4.4.2.1. adjustFunction

入参是CostFun,这里返回CachedDiffFunction

/** Calculates both the value and the gradient at a point */ def calculate(x:T):(Double,T) = { var ld = lastData if (ld == null || x != ld._1) { val newData = obj.calculate(x) ld = (copy(x), newData._1, newData._2) lastData = ld } val (_, v, g) = ld v -> g }

其实就是记住上次的结果,如果本次x与上次相同,就可以直接返回结果

4.4.2.2. initialState

初始化State

protected def initialState(f: DF, init: T) = { //x是初始化的weight val x = init //LBFGS.ApproximateInverseHessian val history = initialHistory(f,init) //用初始weight调用损失函数计算loss和gradient val (value, grad) = calculateObjective(f, x, history) //adjust函数这里直接返回了loss和gradient了 val (adjValue,adjGrad) = adjust(x,grad,value) //返回第一次计算的状态 State(x,value,grad,adjValue,adjGrad,0,adjValue,history) }

4.4.2.3. iterations

4.4.2.3.1. chooseDescentDirection

计算下降方向,实际调用的是ApproximateInverseHessian的*算子,前面有介绍

protected def chooseDescentDirection(state: State, fn: DiffFunction[T]):T = { state.history * state.grad }
4.4.2.3.2. determineStepSize

使用线搜索方法确定最优步长,之前的文章有介绍

protected def determineStepSize(state: State, f: DiffFunction[T], dir: T) = { val x = state.x val grad = state.grad //偏函数,先把x和dir放进去,后面调用的时候只需要传入alpha,就可以计算f(x+d*alpha) val ff = LineSearch.functionFromSearchDirection(f, x, dir) //使用强Wolfe线搜索,在之前的文章有介绍 val search = new StrongWolfeLineSearch(maxZoomIter = 10, maxLineSearchIter = 10) // TODO: Need good default values here. val alpha = search.minimize(ff, if(state.iter == 0.0) 1.0/norm(dir) else 1.0) if(alpha * norm(grad) < 1E-10) throw new StepSizeUnderflow alpha }
4.4.2.3.3. 调整

根据优化方向和步长计算weight

val x = takeStep(state,dir,stepSize) protected def takeStep(state: State, dir: T, stepSize: Double) = state.x + dir * stepSize

根据新得到的weight,用损失函数计算loss及梯度

val (value,grad) = calculateObjective(adjustedFun, x, state.history) protected def calculateObjective(f: DF, x: T, history: History): (Double, T) = { f.calculate(x) }

adjust函数直接返回新得到的loss和gradient,adjValue等于上面的loss,adjGrad等于gradient

val (adjValue,adjGrad) = adjust(x,grad,value) def adjust(newX: T, newGrad: T, newVal: Double):(Double,T) = (newVal,newGrad)

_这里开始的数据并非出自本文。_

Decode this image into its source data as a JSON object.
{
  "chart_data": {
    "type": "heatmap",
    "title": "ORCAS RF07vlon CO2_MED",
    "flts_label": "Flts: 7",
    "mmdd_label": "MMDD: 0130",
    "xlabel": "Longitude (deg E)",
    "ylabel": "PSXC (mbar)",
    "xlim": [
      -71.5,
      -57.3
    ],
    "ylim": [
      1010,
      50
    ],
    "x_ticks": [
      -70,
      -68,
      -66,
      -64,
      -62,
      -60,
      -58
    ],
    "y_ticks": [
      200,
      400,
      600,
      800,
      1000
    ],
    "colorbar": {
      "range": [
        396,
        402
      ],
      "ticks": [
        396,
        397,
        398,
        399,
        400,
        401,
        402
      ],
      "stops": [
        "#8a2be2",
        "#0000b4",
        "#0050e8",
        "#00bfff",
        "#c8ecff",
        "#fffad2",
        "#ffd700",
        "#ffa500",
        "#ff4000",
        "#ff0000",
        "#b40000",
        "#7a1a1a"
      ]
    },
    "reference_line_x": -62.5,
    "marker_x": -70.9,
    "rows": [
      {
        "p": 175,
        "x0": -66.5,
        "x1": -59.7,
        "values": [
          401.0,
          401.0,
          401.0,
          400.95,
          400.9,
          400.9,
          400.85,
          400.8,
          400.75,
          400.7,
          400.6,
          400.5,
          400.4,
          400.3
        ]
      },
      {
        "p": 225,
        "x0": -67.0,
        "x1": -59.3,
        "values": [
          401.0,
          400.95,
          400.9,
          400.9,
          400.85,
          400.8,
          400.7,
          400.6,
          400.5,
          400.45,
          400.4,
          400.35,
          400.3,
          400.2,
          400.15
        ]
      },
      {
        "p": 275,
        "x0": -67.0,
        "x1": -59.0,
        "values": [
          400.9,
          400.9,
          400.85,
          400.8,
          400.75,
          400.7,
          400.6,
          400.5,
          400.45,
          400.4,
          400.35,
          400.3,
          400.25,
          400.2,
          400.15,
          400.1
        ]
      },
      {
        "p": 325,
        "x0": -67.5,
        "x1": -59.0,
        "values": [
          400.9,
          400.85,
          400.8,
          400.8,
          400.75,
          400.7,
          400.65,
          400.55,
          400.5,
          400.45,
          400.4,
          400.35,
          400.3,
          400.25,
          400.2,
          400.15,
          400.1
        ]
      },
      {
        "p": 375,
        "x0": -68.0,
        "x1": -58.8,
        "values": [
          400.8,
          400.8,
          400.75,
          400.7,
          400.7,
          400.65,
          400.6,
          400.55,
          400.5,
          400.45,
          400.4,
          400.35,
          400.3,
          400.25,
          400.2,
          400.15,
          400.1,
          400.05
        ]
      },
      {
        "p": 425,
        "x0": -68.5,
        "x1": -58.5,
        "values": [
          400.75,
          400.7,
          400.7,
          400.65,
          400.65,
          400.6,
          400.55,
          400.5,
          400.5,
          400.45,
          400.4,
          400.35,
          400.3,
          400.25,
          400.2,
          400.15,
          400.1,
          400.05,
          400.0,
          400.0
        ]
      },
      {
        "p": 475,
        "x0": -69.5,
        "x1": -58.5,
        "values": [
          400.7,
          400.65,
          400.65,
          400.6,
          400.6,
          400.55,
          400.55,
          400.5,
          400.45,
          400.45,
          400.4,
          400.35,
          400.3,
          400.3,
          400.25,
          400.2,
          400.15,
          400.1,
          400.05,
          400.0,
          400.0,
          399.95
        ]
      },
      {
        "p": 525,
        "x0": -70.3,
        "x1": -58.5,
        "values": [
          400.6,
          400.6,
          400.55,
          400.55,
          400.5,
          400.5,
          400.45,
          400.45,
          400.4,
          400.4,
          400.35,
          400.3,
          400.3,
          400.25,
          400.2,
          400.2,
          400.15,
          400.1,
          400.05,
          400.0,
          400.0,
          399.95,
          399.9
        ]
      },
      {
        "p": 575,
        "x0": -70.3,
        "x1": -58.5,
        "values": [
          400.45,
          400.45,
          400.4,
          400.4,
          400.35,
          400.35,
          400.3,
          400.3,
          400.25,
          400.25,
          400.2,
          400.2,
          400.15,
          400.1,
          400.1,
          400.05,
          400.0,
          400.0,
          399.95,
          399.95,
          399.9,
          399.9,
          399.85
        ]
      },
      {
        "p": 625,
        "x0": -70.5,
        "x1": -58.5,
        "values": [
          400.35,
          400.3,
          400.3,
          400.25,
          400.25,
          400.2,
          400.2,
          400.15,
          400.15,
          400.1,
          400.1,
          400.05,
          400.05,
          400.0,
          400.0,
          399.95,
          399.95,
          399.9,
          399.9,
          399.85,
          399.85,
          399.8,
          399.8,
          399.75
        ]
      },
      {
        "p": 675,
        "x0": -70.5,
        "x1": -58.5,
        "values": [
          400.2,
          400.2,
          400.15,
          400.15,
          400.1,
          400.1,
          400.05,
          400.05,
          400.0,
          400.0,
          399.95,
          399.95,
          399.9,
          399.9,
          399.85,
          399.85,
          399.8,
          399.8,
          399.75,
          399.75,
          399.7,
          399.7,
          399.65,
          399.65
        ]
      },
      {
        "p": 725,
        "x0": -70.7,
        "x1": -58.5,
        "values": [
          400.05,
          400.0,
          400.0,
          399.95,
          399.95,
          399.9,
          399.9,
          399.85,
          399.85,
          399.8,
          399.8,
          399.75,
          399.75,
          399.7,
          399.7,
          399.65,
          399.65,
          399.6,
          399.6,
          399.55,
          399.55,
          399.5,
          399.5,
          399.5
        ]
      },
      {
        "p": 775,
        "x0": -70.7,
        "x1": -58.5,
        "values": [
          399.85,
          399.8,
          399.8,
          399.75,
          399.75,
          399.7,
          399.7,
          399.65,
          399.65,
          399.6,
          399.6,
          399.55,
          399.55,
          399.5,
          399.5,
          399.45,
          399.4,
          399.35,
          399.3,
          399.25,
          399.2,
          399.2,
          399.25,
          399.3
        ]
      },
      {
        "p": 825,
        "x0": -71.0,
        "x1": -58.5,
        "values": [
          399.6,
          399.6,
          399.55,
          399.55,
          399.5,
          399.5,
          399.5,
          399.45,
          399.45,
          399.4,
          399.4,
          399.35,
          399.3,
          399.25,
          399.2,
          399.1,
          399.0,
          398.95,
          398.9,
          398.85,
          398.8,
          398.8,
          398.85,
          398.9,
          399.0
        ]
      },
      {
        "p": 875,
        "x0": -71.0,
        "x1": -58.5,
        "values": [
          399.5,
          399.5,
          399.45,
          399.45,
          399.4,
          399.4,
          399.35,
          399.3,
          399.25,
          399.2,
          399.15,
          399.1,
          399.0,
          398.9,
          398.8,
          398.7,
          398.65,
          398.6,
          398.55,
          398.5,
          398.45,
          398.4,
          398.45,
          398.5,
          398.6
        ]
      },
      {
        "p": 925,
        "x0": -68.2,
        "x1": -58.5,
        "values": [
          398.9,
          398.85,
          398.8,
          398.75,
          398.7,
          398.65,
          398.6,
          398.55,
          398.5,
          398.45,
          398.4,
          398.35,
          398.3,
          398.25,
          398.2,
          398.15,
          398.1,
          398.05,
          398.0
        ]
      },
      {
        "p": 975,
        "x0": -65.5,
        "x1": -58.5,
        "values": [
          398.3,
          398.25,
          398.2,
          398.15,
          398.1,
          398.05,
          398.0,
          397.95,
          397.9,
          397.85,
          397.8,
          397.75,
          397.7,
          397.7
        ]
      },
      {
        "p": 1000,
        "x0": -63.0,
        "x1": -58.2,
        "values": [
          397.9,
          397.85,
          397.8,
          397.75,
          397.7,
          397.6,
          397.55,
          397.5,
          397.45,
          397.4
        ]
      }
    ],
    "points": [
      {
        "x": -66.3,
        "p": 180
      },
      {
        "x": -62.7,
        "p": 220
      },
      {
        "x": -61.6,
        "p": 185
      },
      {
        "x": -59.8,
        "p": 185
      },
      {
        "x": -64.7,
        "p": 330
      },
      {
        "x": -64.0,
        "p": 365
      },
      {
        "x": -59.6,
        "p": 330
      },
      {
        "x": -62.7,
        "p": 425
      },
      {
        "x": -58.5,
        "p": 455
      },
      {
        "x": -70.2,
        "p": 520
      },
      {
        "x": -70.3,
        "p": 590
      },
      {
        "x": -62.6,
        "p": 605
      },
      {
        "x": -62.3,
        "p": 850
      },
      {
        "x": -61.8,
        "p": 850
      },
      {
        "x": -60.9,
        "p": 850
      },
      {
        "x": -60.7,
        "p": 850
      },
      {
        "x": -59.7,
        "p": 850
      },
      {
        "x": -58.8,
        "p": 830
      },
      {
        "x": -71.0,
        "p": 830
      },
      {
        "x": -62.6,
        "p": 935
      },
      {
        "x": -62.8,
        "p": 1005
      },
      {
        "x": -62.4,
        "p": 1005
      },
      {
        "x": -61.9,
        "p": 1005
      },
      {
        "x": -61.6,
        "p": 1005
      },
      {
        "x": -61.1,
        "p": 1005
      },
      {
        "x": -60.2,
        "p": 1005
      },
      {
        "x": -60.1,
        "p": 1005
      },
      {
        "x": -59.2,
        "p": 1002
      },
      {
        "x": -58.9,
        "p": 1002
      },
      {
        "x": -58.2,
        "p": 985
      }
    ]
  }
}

根据上面计算得到的loss和gradient,与上一轮比较,计算相对的improvement

val oneOffImprovement = (state.adjustedValue - adjValue)/ (state.adjustedValue.abs max adjValue.abs max 1E-6 * state.initialAdjVal.abs)
4.4.2.3.4. 更新

更新海森矩阵

protected def updateHistory(newX: T, newGrad: T, newVal: Double, f: DiffFunction[T], oldState: State): History = { //(si,yi) oldState.history.updated(newX - oldState.x, newGrad :- oldState.grad) }

在state中记录最近的loss,次数由minImprovementWindow决定

val newAverage = updateFValWindow(state, adjValue) protected def updateFValWindow(oldState: State, newAdjVal: Double):IndexedSeq[Double] = { val interm = oldState.fVals :+ newAdjVal if(interm.length > minImprovementWindow) interm.drop(1) else interm }

构造新的state

var s = State(x,value,grad,adjValue,adjGrad,state.iter + 1, state.initialAdjVal, history, newAverage, 0)

x是新一轮计算的weight,value是新的loss,grad是新梯度,adjValue在这里一直是等于value,adjGrad也是一直等于grad;算法的迭代次数加1,这里相当于算法中的k;state.initialAdjVal一直是0(来自initialState);history是新计算得到海森矩阵;newAverage记录了最近minImprovementWindow(默认为0)次的loss;numImprovementFailures此处设为0 计算本轮迭代是否有改善

val improvementFailure = (state.fVals.length >= minImprovementWindow && state.fVals.nonEmpty && state.fVals.last > state.fVals.head * (1-improvementTol)) if(improvementFailure) s = s.copy(fVals = IndexedSeq.empty, numImprovementFailures = state.numImprovementFailures + 1)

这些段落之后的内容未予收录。